Depuis Molière, il y a toujours eu plusieurs variétés parmi les fagots; mais aujourd'hui, la diversité qui se fait remarquer entre les duchesses est bien autrement tranchée que celle qu'on pourrait trouver entre des fagots, des bourrées et des cotrets. Afin de parler sur un pareil article avec toute l'exactitude qu'il réclame, il faudrait peut-être commencer par diviser et subdiviser les duchesses, ainsi que toutes les substances organisées, et tous les autres sujets d'histoire naturelle, c'est-à-dire, au moyen de la classe, du genre, de l'espèce et des variétés dans chacune de ces divisions. La duchesse de première classe ou d'un genre primitif est évidemment celle de l'ancien régime, et la duchesse de rang secondaire est celle de la restauration. La duchesse de l'empire est sur la troisième ligne, à ce qu'il nous semble.

Parmi les vingt-sept ou vingt-huit duchesses de la haute noblesse, il n'y en a qu'une ou deux qui prennent des loges aux Italiens; il y en a deux ou trois qui vont au spectacle une ou deux fois pendant le carnaval; il y en a dix ou douze qui ne sortent presque jamais de leur noble quartier, de ce paisible, aristocratique et vertueux carré qui se trouve inclus entre les rues des Saints-Pères et de Vaugirard, entre l'esplanade des Invalides et le quai d'Orsay, sans parler ici du quai des Théatins, que plusieurs personnes appellent aujourd'hui le quai Voltaire. Quand il est question d'aller, à la fin de janvier, faire une tournée de visites au faubourg Saint-Honoré, on dirait qu'on se trouve à Bayonne, et qu'on entend parler d'un voyage à Terre-Neuve.

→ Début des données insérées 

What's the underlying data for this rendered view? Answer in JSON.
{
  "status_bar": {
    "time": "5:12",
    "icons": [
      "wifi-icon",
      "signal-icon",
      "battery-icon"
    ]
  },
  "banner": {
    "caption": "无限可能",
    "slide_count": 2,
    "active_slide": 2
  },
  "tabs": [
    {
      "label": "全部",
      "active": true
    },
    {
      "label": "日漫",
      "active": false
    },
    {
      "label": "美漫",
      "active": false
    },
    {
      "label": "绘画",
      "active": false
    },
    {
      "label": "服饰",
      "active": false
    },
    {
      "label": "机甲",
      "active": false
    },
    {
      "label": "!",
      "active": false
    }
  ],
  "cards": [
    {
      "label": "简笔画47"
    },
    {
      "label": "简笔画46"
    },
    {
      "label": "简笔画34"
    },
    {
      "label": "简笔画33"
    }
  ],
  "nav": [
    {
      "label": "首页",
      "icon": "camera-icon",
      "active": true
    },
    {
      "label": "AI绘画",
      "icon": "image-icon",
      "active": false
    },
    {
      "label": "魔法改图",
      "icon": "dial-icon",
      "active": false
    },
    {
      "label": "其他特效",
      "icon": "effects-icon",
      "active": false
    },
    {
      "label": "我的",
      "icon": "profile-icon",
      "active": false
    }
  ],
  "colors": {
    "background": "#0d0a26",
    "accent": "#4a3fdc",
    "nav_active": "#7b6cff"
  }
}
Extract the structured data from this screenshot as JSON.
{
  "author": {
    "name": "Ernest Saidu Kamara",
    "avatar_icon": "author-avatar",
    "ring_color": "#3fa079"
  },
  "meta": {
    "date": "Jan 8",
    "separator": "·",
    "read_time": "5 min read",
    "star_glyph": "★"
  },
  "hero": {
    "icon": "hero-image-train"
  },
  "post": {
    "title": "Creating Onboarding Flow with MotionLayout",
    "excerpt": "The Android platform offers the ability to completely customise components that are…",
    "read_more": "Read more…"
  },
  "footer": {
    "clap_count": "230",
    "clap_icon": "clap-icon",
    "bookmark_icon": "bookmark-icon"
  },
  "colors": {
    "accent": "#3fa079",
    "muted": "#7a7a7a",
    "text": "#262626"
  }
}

Il y avait une fois une pauvre duchesse à qui M. Trousseau, médecin laryngipharmaque, avait ordonné de transporter ses pénates à la Chaussée-d'Antin, parce qu'elle était menacée d'une laryngite, et pour être préservée du vent du nord, à l'abri de la butte Montmartre. Elle avait l'avantage et l'agrément d'être logée dans le voisinage de ce docteur; mais on n'a jamais vu femme de qualité plus dépaysée, plus mortifiée, ni plus abîmée dans les douleurs de l'ostracisme. Elle en est morte au bout de la semaine, épuisée par ses lamentations.

On connaît une duchesse de la restauration qui s'arrange très-bien de la révolution de juillet, parce qu'elle est à la tête d'une laiterie; mais tout le quartier du Luxembourg en est dans la jubilation, parce que le produit de ses vaches est toujours de très-bon aloi. C'est un point de fait incontestable, une chose avérée, nous nous empressons de le reconnaître, attendu qu'il faut être juste pour tout le monde, et surtout pour les commerçants honnêtes et les débitants consciencieux. La seule duchesse qui ait été promulguée depuis la révolution de juillet est une petite femme qui n'est à la tête de rien. Nous parlerons des dames de l'empire à la fin de l'article.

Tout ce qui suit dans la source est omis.